Erich Fromm’un tanımlamasına göre bu iki eğilim insanın içinde sürekli çatışmakta olan iki kutubun - yaşam ve ölüm, ilerleme ve çürüme - en temel iki psikolojik yansımasıdır. Biyofil eğilim yaşamdan, değişimden, özgürlükten, gelişmekten, sevgiden hoşlanırken, nekrofil eğilim ölümden, durağanlıktan, otoriteden, tahakkümden, çürümeden, şiddetten hoşlanır.



“İnsanlar arasında ruhsal ve ahlaksal açıdan ölümü sevenlerle yaşamı sevenler (necrophilous’la biophilous) arasındaki ayrımdan daha büyük bir ayrım düşünülemez. Bu bir insanın bütünüyle ölümsever ya da bütünüyle yaşamsever olduğu anlamına gelmez. Kendilerini bütünüyle ölüme adamış kişiler vardır; bu kişiler çıldırmışlardır. Öte yanda kendilerini bütünüyle yaşama adamış kişiler vardır; bunlar da bir insanın ulaşabileceği en yüce amacı gerçekleştirmiş kişiler olarak bizi etkilerler. Birçok insanda değişik karışımlarda hem yaşamsever hem de ölümsever eğilimler bir arada bulunur. Burada önemli olan – iki eğilimden birinin kesin varlığı ya da yokluğu değil – canlılarla ilgili olgularda her zaman görüldüğü gibi, hangisinin ağır basarak insan davranışını belirlediğidir.”[1]
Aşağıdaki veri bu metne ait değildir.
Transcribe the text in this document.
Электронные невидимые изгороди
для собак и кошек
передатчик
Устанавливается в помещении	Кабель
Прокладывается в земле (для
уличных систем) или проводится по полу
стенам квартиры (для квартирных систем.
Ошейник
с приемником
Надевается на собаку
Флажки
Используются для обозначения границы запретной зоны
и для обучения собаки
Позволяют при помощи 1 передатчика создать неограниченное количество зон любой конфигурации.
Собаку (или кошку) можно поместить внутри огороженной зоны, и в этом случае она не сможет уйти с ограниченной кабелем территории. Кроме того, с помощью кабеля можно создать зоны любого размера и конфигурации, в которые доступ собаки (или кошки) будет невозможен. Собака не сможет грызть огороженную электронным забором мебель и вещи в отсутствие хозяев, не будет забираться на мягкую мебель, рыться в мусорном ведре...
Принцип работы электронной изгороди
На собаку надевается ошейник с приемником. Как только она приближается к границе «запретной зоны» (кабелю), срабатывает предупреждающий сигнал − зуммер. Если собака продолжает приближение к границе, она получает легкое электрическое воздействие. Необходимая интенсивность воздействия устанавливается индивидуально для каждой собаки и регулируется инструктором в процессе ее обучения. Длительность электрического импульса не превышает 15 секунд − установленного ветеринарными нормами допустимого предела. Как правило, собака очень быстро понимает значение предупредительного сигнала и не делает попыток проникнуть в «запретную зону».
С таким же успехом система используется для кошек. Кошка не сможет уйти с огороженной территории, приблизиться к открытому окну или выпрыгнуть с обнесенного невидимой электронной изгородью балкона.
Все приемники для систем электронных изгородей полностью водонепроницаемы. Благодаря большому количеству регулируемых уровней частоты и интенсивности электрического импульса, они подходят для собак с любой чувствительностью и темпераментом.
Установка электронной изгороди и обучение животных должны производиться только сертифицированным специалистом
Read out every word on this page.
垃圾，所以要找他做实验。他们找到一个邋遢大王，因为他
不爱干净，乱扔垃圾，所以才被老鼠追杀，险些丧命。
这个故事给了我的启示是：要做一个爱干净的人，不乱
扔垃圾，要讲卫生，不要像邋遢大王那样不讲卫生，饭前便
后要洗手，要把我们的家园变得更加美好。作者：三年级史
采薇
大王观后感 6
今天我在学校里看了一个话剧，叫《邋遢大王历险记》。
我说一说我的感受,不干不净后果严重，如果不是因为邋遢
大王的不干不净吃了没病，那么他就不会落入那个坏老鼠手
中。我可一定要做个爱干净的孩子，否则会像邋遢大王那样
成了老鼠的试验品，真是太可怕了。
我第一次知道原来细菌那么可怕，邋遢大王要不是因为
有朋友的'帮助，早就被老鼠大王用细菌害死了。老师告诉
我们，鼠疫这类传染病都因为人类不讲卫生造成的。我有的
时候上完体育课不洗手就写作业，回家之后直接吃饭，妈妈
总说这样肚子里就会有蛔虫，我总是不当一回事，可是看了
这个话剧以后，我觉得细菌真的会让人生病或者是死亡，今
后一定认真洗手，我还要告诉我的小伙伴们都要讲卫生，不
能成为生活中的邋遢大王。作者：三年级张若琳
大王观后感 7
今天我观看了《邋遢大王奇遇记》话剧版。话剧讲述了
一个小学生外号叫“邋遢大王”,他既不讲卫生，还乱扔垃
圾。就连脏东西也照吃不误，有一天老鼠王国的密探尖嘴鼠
Bu iki eğilim ileri derecelerde iki farklı eğilimle beraber ortaya çıkmaya başlar, ve bu iki eğilimin ileri derecelerini yaşayan insanların artık öbür şıkkı seçme şansları kalmamıştır.

Buradaki esas husus dünyanın ve toplumun kapitalizm tarafından nekrofil bir yapıya evrilmesidir.

Gelecek yazıda bu konulara değineceğim.

                                                                                         D.M.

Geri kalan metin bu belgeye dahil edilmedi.